The algorithm will be-

  • Open the original file in reading mode
  • Enter the line numbers to delete and pass it as a series
  • Create a new temporary file and opening it in write mode
  • Read the contents of the file while keeping the count of the lines
    1. If the counter reaches the numbers we have, then skip
  • If any line was removed from the original file then delta the original file and rename the temporary file to that of the original file.
  • Else delete the temporary file.
import os
def deleteLine(originFile, lineNo):
    isSkipped = False
    index = 0
    tempFile = originFile + '.bak'
    #Open original file in read and temp file in write mode
    with open(originFile, 'r') as readObj, open(tempFile, 'w') as writeObj:
        #Copy all dat line by line
        for line in readObj:
            #When the loop counter is same as the line number skip
            if index not in lineNo:
                writeObj.write(line)
            else:
                isSkipped = True
            index += 1
    #If any lines are not there rename temp as original file
    if isSkipped:
        os.remove(originFile)
        os.rename(tempFile, originFile)
    else:
        os.remove(tempFile)

#Line numbering starts from 0
deleteLine('file.txt',[0,2,3]

After execution,

file.txt

Line 2

Line 5 

Delete a specific line from the file by matching content :

The algorithm will be-

  • Open the original file in reading mode
  • Create a temporary file
  • Copy all contents from original file to the temp file line by line.

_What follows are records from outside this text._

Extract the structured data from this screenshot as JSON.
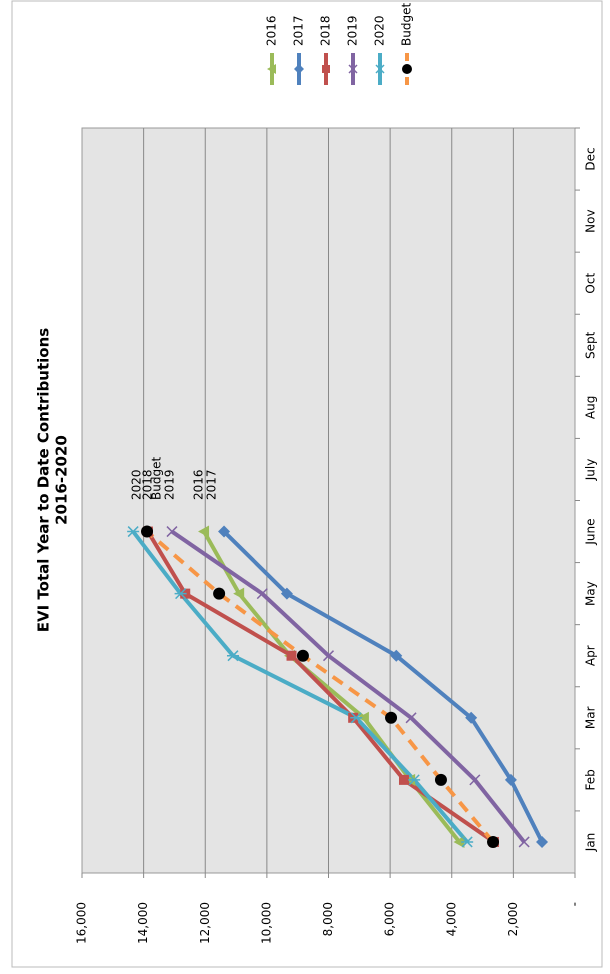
{
  "chart_data": {
    "type": "line",
    "title": "EVI Total Year to Date Contributions",
    "subtitle": "2016-2020",
    "categories": [
      "Jan",
      "Feb",
      "Mar",
      "Apr",
      "May",
      "June",
      "July",
      "Aug",
      "Sept",
      "Oct",
      "Nov",
      "Dec"
    ],
    "ylim": [
      0,
      16000
    ],
    "yticks": [
      {
        "value": 0,
        "label": "-"
      },
      {
        "value": 2000,
        "label": "2,000"
      },
      {
        "value": 4000,
        "label": "4,000"
      },
      {
        "value": 6000,
        "label": "6,000"
      },
      {
        "value": 8000,
        "label": "8,000"
      },
      {
        "value": 10000,
        "label": "10,000"
      },
      {
        "value": 12000,
        "label": "12,000"
      },
      {
        "value": 14000,
        "label": "14,000"
      },
      {
        "value": 16000,
        "label": "16,000"
      }
    ],
    "grid": true,
    "legend": "top-right",
    "rotated": true,
    "series": [
      {
        "name": "2016",
        "color": "#9bbb59",
        "marker": "triangle",
        "values": [
          3750,
          5350,
          6850,
          9250,
          10900,
          12040,
          null,
          null,
          null,
          null,
          null,
          null
        ]
      },
      {
        "name": "2017",
        "color": "#4f81bd",
        "marker": "diamond",
        "values": [
          1070,
          2080,
          3370,
          5800,
          9350,
          11390,
          null,
          null,
          null,
          null,
          null,
          null
        ]
      },
      {
        "name": "2018",
        "color": "#c0504d",
        "marker": "square",
        "values": [
          2630,
          5550,
          7200,
          9200,
          12650,
          13860,
          null,
          null,
          null,
          null,
          null,
          null
        ]
      },
      {
        "name": "2019",
        "color": "#8064a2",
        "marker": "x",
        "values": [
          1650,
          3250,
          5320,
          8000,
          10150,
          13080,
          null,
          null,
          null,
          null,
          null,
          null
        ]
      },
      {
        "name": "2020",
        "color": "#4bacc6",
        "marker": "star",
        "values": [
          3500,
          5220,
          7100,
          11100,
          12800,
          14340,
          null,
          null,
          null,
          null,
          null,
          null
        ]
      },
      {
        "name": "Budget",
        "color": "#f79646",
        "marker": "circle",
        "dashed": true,
        "values": [
          2660,
          4350,
          5970,
          8830,
          11550,
          13890,
          null,
          null,
          null,
          null,
          null,
          null
        ]
      }
    ]
  }
}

If the line matches the lines we want to delete then skip
  • Compare both the files, if there are any difference delete original file and rename temp file as original.
import os
def deleteLine(originFile, lineToDelete):
    isSkipped = False
    tempFile = originFile + '.bak'
    #Open original file in read and temp file in write mode
    with open(originFile, 'r') as readObj, open(tempFile, 'w') as writeObj:
        #Copy all data line by line
        for line in readObj:
            currentLine = line
            if line[-1] == '\n':
                currentLine = line[:-1]
            # if currentLine matches with the given line then skip
            if currentLine != lineToDelete:
                writeObj.write(line)
    #If any lines are not there rename temp as original file
    if isSkipped:
        os.remove(originFile)
        os.rename(tempFile, originFile)
    else:
        os.remove(tempFile)

#Line numbering starts from 0
deleteLine('file.txt','Line 4')

After execution,

file.txt

Line 1

Line 2

Line 3

Line 5

Delete specific lines from a file that matches the given conditions :

The algorithm will be-

  • Accept the original file with a function as call-back.
  • Open the original file in reading mode
  • Enter the line numbers to delete and pass it as a series
  • Create a new temporary file and opening it in write mode
  • Read the contents of the file while keeping the count of the lines
    1. Pass each line into the function, if it returns true then skip
  • If any line was removed from the original file then deleted the original file and rename the temporary file to that of the original file.
  • Else delete the temporary file.
import os
def deleteLine(originFile, conditionalFunc):
    isSkipped = False
    tempFile = originFile + '.bak'
    #Open original file in read and temp file in write mode
    with open(originFile, 'r') as readObj, open(tempFile, 'w') as writeObj:
        #Copy all data line by line
        for line in readObj:
#Chech each file by passing it into the function
            if conditionalFunc(line) == False:
                writeObj.write(line)
    #If any lines are not there rename temp as original file
    if isSkipped:
        os.remove(originFile)
        os.rename(tempFile, originFile)
    else:
        os.remove(tempFile)

#Line numbering starts from 0
deleteLine('file.txt',conditionalFunction)

We can pass any function to check for our condition and when they are met, the lines are skipped.. The conditions can be anything like size of the line, line with a particular word in it etc.